As paralisias congênitas e adquiridas bilaterais dos OsSs geralmente são assimétricas e muitas vezes o diagnóstico diferencial pode ser difícil .Os sinais inequívocos da paralisia bilateral são: inversão da hipertropia nas posições secundárias ou terciárias do olhar ou inversão da hipertropia com a cabeça inclinada (sinal de Bielschowsky positivo em ambos os lados). Outros sinais de bilateralidade são: torção ocular geralmente acima de 10 graus e anisotropia em “V” . Esta anisotropia é causada porque no olhar para baixo os OsSs são abdutores e com o enfraquecimento nas paralisias duplas, os olhos tendem a apresentar um desvio convergente no olhar na infraversão. O tratamento da anisotropia em “V” nas paralisias duplas pode ser realizado pelo recuo do reto inferior de ambos os olhos 42. O desvio vertical na posição primária geralmente é menor do que na paralisia unilateral, porém este achado são serve como diagnóstico diferencial. O tratamento das paralisias duplas, como acontece das paralisias unilaterais, geralmente é o debilitamento dos oblíquos inferiores, podendo ser inclusive de forma assimétrica.
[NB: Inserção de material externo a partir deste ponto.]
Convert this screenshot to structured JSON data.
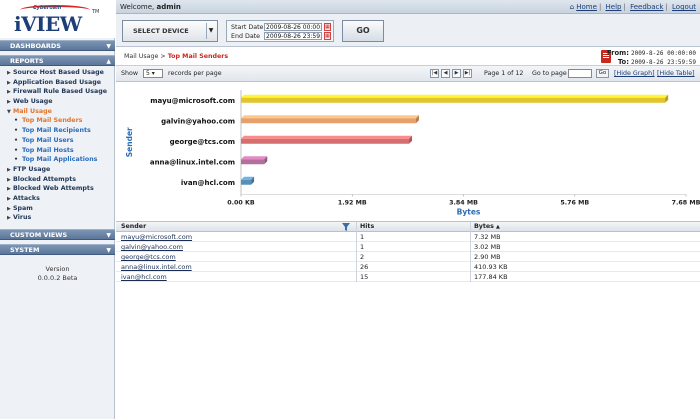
{
  "brand": {
    "company": "Cyberoam",
    "product": "iVIEW",
    "tm": "TM"
  },
  "header": {
    "welcome_prefix": "Welcome, ",
    "username": "admin",
    "links": [
      "Home",
      "Help",
      "Feedback",
      "Logout"
    ]
  },
  "sidebar": {
    "sections": {
      "dashboards": "DASHBOARDS",
      "reports": "REPORTS",
      "custom_views": "CUSTOM VIEWS",
      "system": "SYSTEM"
    },
    "report_items": [
      "Source Host Based Usage",
      "Application Based Usage",
      "Firewall Rule Based Usage",
      "Web Usage",
      "Mail Usage"
    ],
    "mail_sub_items": [
      "Top Mail Senders",
      "Top Mail Recipients",
      "Top Mail Users",
      "Top Mail Hosts",
      "Top Mail Applications"
    ],
    "report_items_after": [
      "FTP Usage",
      "Blocked Attempts",
      "Blocked Web Attempts",
      "Attacks",
      "Spam",
      "Virus"
    ],
    "version_label": "Version",
    "version_value": "0.0.0.2 Beta"
  },
  "controls": {
    "device_label": "SELECT DEVICE",
    "start_label": "Start Date",
    "start_value": "2009-08-26 00:00:",
    "end_label": "End Date",
    "end_value": "2009-08-26 23:59:",
    "go_label": "GO"
  },
  "breadcrumb": {
    "parent": "Mail Usage",
    "separator": " > ",
    "current": "Top Mail Senders"
  },
  "range": {
    "from_label": "From:",
    "from_value": "2009-8-26 00:00:00",
    "to_label": "To:",
    "to_value": "2009-8-26 23:59:59"
  },
  "toolbar": {
    "show_label": "Show",
    "rpp_value": "5",
    "rpp_suffix": "records per page",
    "page_info": "Page 1 of 12",
    "goto_label": "Go to page :",
    "go_small": "Go",
    "hide_graph": "[Hide Graph]",
    "hide_table": "[Hide Table]"
  },
  "chart_data": {
    "type": "bar",
    "orientation": "horizontal",
    "categories": [
      "mayu@microsoft.com",
      "galvin@yahoo.com",
      "george@tcs.com",
      "anna@linux.intel.com",
      "ivan@hcl.com"
    ],
    "values": [
      7.32,
      3.02,
      2.9,
      0.401,
      0.174
    ],
    "colors": [
      "#e3c42b",
      "#e8a06a",
      "#d56e6e",
      "#b4709c",
      "#5a8fb8"
    ],
    "xlim": [
      0,
      7.68
    ],
    "xticks": [
      "0.00 KB",
      "1.92 MB",
      "3.84 MB",
      "5.76 MB",
      "7.68 MB"
    ],
    "xlabel": "Bytes",
    "ylabel": "Sender"
  },
  "table": {
    "headers": {
      "sender": "Sender",
      "hits": "Hits",
      "bytes": "Bytes"
    },
    "rows": [
      {
        "sender": "mayu@microsoft.com",
        "hits": "1",
        "bytes": "7.32 MB"
      },
      {
        "sender": "galvin@yahoo.com",
        "hits": "1",
        "bytes": "3.02 MB"
      },
      {
        "sender": "george@tcs.com",
        "hits": "2",
        "bytes": "2.90 MB"
      },
      {
        "sender": "anna@linux.intel.com",
        "hits": "26",
        "bytes": "410.93 KB"
      },
      {
        "sender": "ivan@hcl.com",
        "hits": "15",
        "bytes": "177.84 KB"
      }
    ]
  }
}
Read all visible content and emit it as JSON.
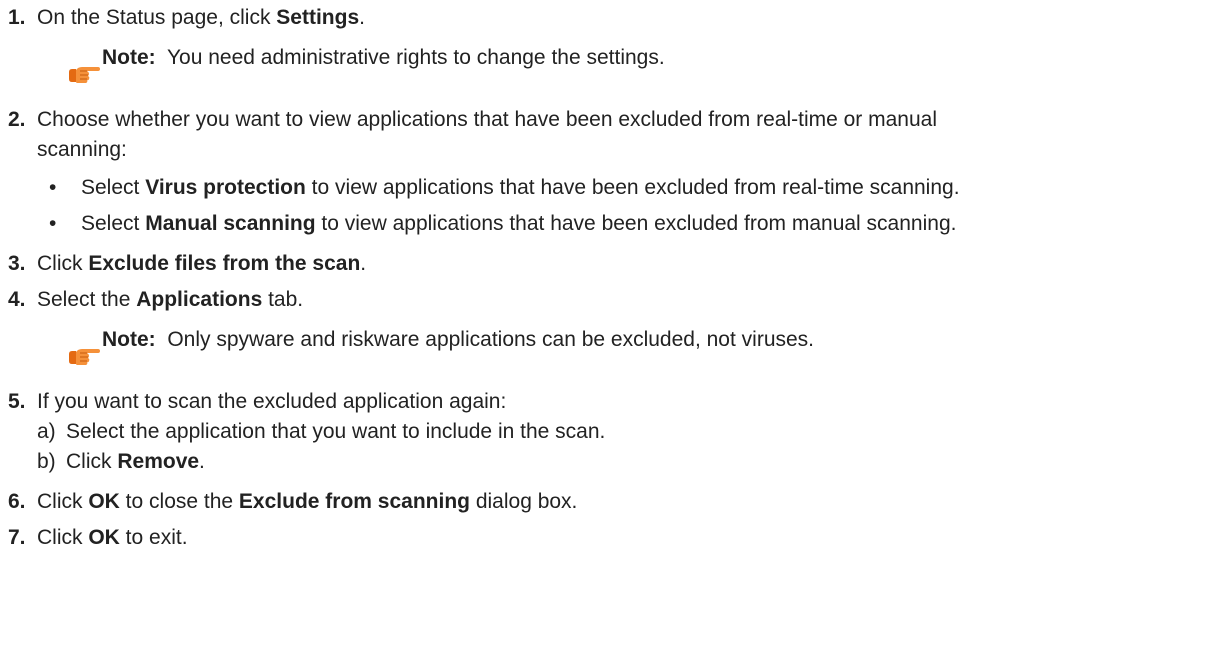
{
  "steps": [
    {
      "num": "1.",
      "pre": "On the Status page, click ",
      "bold": "Settings",
      "post": "."
    },
    {
      "num": "2.",
      "text_line1": "Choose whether you want to view applications that have been excluded from real-time or manual",
      "text_line2": "scanning:"
    },
    {
      "num": "3.",
      "pre": "Click ",
      "bold": "Exclude files from the scan",
      "post": "."
    },
    {
      "num": "4.",
      "pre": "Select the ",
      "bold": "Applications",
      "post": " tab."
    },
    {
      "num": "5.",
      "text": "If you want to scan the excluded application again:"
    },
    {
      "num": "6.",
      "pre": "Click ",
      "bold": "OK",
      "mid": " to close the ",
      "bold2": "Exclude from scanning",
      "post": " dialog box."
    },
    {
      "num": "7.",
      "pre": "Click ",
      "bold": "OK",
      "post": " to exit."
    }
  ],
  "notes": [
    {
      "label": "Note:",
      "text": "You need administrative rights to change the settings."
    },
    {
      "label": "Note:",
      "text": "Only spyware and riskware applications can be excluded, not viruses."
    }
  ],
  "bullets": [
    {
      "dot": "•",
      "pre": "Select ",
      "bold": "Virus protection",
      "post": " to view applications that have been excluded from real-time scanning."
    },
    {
      "dot": "•",
      "pre": "Select ",
      "bold": "Manual scanning",
      "post": " to view applications that have been excluded from manual scanning."
    }
  ],
  "substeps": [
    {
      "letter": "a)",
      "text": "Select the application that you want to include in the scan."
    },
    {
      "letter": "b)",
      "pre": "Click ",
      "bold": "Remove",
      "post": "."
    }
  ],
  "icons": {
    "note": "pointing-hand-icon"
  },
  "colors": {
    "text": "#222222",
    "note_icon": "#f07a1a"
  }
}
A cirurgia associada nos retos verticais dependerá da magnitude do desvio e da variação do mesmo nas diversas posições do olhar.   

 

O longo trajeto intracraniano e o baixo número de axônios em relação aos outros nervos cranianos são características que facilitam a lesão do IV nervo nos traumatismos cranianos.

 

Nas paralisias adquiridas de OS, a diplopia é um sintoma freqüente, principalmente nas bilaterais, quando a torção aumenta significativamente. A posição de cabeça também pode estar presente, mas o desvio geralmente é menor do que nas paralisias congênitas, com exceção quando existe disfunção de outros músculos extra-oculares. Quando o desvio é pequeno na posição primária do olhar (até 5 DP) e não existe hiperfunção secundária do músculo oblíquo inferior, o fortalecimento do oblíquo superior pode ser uma boa opção. Havendo um desvio maior do que 5 DP na posição primária e sinais de disfunção de outros músculos extra-oculares, torna-se necessário a cirurgia para correção dos mesmos. Nestes casos é freqüente a presença de diplopia torcional, o que não acontece nos outros tipos de paralisias de OS. Como nas paralisias duplas congênitas, a assimetria pode estar presente, sendo muito importante as medidas do desvio em todas as posições do olhar. As técnicas de fortalecimento dos oblíquos superiores, em especial a de Harada Ito, podem ser muito úteis na correção da diplopia torcional.